Cicadas, whose musical courtship calls once echoed around an ancient forest in southern England, have been reintroduced by conservationists.
Conservationists from the Species Recovery Trust (SRT) believe new forest cicadas went extinct in the 1990s due to changes in how land was managed.
They have now released 11 female cicadas from France, some of which are believed to be pregnant, into a specially created habitat just outside the woods they once populated.
Charlotte Carne, Project Officer at Species Recovery Trust, said: "This has been a really challenging project so it's amazing to see new forest cicadas in England after all this time."
She added that it is like "bringing them back from the dead".
Having returned from a collection trip to Slovenia empty-handed, the trust called on a prominent French entomologist and cicada expert to help source some insects.
The 11 insects, which are black with golden rings and transparent wings, were caught in northern France and shipped to the UK this week.
Conservationists will not know until 2029 whether this phase of the project has been successful.
This depends on whether they have reproduced, as their offspring spend at least four years underground as nymphs.
If they survive, conservationists will release the adults in the new forest.

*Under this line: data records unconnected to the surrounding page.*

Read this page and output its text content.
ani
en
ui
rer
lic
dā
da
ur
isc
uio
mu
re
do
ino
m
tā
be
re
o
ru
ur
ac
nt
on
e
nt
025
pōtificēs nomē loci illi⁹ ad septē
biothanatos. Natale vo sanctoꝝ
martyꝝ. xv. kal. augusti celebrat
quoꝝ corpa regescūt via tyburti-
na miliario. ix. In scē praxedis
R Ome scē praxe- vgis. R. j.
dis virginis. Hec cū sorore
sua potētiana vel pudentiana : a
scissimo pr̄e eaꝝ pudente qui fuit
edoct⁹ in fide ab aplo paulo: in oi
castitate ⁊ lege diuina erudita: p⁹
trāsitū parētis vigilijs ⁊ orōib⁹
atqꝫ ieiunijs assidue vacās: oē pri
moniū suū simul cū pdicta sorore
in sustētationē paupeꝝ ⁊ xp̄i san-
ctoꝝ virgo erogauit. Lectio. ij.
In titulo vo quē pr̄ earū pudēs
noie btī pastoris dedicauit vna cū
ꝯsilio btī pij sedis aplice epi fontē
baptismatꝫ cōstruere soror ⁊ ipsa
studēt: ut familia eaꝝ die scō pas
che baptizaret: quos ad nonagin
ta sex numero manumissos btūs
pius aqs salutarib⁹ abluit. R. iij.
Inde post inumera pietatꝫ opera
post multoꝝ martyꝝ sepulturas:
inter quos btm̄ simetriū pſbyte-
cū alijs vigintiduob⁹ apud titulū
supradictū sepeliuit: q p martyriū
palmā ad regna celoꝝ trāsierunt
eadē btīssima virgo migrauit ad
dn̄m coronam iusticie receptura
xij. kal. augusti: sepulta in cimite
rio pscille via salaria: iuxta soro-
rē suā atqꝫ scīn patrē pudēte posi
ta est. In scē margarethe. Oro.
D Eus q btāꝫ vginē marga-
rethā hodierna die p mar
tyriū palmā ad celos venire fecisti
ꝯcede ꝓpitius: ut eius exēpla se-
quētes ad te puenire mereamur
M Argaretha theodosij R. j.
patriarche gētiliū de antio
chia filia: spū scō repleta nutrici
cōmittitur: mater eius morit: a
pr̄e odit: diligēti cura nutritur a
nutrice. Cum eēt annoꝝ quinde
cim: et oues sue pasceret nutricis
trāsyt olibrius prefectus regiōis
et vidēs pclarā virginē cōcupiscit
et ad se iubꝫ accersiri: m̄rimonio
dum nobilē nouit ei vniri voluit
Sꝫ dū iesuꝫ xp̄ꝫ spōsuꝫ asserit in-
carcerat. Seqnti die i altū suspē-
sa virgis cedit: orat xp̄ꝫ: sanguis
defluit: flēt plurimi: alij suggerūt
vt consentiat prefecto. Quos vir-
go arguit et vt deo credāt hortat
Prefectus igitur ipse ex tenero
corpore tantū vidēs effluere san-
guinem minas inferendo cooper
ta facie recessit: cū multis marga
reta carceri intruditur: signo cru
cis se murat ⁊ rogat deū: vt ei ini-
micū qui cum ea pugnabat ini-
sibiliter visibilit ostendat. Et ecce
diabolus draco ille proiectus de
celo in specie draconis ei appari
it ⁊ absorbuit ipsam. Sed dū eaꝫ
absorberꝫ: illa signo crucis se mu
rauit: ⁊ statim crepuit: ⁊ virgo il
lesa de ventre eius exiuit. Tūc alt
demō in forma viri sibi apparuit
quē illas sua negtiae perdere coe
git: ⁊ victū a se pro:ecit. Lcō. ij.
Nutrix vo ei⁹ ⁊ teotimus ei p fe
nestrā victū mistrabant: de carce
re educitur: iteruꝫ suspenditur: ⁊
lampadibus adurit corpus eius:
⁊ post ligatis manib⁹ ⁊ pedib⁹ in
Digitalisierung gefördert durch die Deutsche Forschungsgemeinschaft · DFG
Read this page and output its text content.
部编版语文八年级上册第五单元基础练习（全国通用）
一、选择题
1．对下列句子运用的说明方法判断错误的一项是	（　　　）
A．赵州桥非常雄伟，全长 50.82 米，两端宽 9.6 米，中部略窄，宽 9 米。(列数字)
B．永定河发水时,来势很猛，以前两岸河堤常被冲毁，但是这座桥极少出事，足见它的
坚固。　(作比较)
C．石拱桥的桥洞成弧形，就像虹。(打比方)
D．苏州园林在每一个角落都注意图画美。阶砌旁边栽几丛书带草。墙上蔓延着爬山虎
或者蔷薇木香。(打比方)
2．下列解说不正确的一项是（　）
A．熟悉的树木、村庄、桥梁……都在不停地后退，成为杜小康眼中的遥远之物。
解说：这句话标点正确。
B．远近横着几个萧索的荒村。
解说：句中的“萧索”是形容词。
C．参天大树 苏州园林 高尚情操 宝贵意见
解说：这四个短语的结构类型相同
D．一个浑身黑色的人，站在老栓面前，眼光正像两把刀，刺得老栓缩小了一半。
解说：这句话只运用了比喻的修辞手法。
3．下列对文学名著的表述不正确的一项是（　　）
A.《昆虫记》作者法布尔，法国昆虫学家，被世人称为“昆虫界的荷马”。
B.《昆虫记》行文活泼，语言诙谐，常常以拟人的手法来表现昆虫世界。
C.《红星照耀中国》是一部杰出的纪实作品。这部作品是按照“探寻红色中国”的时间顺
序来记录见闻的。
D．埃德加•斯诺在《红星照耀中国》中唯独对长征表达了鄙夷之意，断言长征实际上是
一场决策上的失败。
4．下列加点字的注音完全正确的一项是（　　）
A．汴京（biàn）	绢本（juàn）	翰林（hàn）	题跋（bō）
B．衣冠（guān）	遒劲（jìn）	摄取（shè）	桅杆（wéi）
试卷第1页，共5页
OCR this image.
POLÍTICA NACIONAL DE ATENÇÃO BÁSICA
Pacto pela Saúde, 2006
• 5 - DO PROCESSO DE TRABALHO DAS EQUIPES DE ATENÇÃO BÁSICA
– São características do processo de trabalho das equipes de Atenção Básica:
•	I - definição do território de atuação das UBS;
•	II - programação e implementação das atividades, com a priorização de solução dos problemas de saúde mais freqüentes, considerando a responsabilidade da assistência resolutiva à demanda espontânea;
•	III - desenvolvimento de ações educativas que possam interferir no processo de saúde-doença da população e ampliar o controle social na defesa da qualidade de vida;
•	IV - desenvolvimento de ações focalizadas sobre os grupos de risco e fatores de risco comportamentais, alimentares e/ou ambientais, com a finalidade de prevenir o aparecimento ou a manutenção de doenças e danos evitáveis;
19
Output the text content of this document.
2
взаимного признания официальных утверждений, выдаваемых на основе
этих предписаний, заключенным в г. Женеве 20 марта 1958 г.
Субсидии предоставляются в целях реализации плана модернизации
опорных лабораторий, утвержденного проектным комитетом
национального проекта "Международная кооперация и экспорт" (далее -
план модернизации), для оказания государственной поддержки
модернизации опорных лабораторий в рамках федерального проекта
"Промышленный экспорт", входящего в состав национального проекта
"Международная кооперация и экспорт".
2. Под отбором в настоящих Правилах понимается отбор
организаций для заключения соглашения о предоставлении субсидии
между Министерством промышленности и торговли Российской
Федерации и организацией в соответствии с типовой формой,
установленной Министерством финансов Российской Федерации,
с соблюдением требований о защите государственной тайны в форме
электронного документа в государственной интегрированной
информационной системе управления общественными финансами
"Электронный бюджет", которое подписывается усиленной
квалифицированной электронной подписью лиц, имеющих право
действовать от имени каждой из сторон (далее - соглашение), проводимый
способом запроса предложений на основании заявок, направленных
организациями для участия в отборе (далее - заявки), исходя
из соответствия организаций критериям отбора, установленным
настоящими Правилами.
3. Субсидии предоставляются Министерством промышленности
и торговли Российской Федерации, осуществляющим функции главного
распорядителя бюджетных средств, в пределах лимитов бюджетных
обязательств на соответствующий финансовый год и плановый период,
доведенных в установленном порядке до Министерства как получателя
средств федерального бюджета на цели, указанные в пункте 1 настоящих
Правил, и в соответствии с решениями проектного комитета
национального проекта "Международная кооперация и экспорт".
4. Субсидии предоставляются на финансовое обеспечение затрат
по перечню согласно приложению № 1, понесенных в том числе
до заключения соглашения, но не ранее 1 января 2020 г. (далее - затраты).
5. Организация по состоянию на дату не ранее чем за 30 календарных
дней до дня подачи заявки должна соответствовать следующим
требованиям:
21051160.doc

Dominic Price, Species Recovery Trust Director, said he believes the new forest cicada probably went extinct because of changes to the way land was managed.
However, he said the trust has worked with Forestry England to put the right kind of management in place.
"What's more, we think that our warming climate could also favour their survival, so we are very hopeful that one day soon, cicadas will sing in the New Forest again," Mr Price added.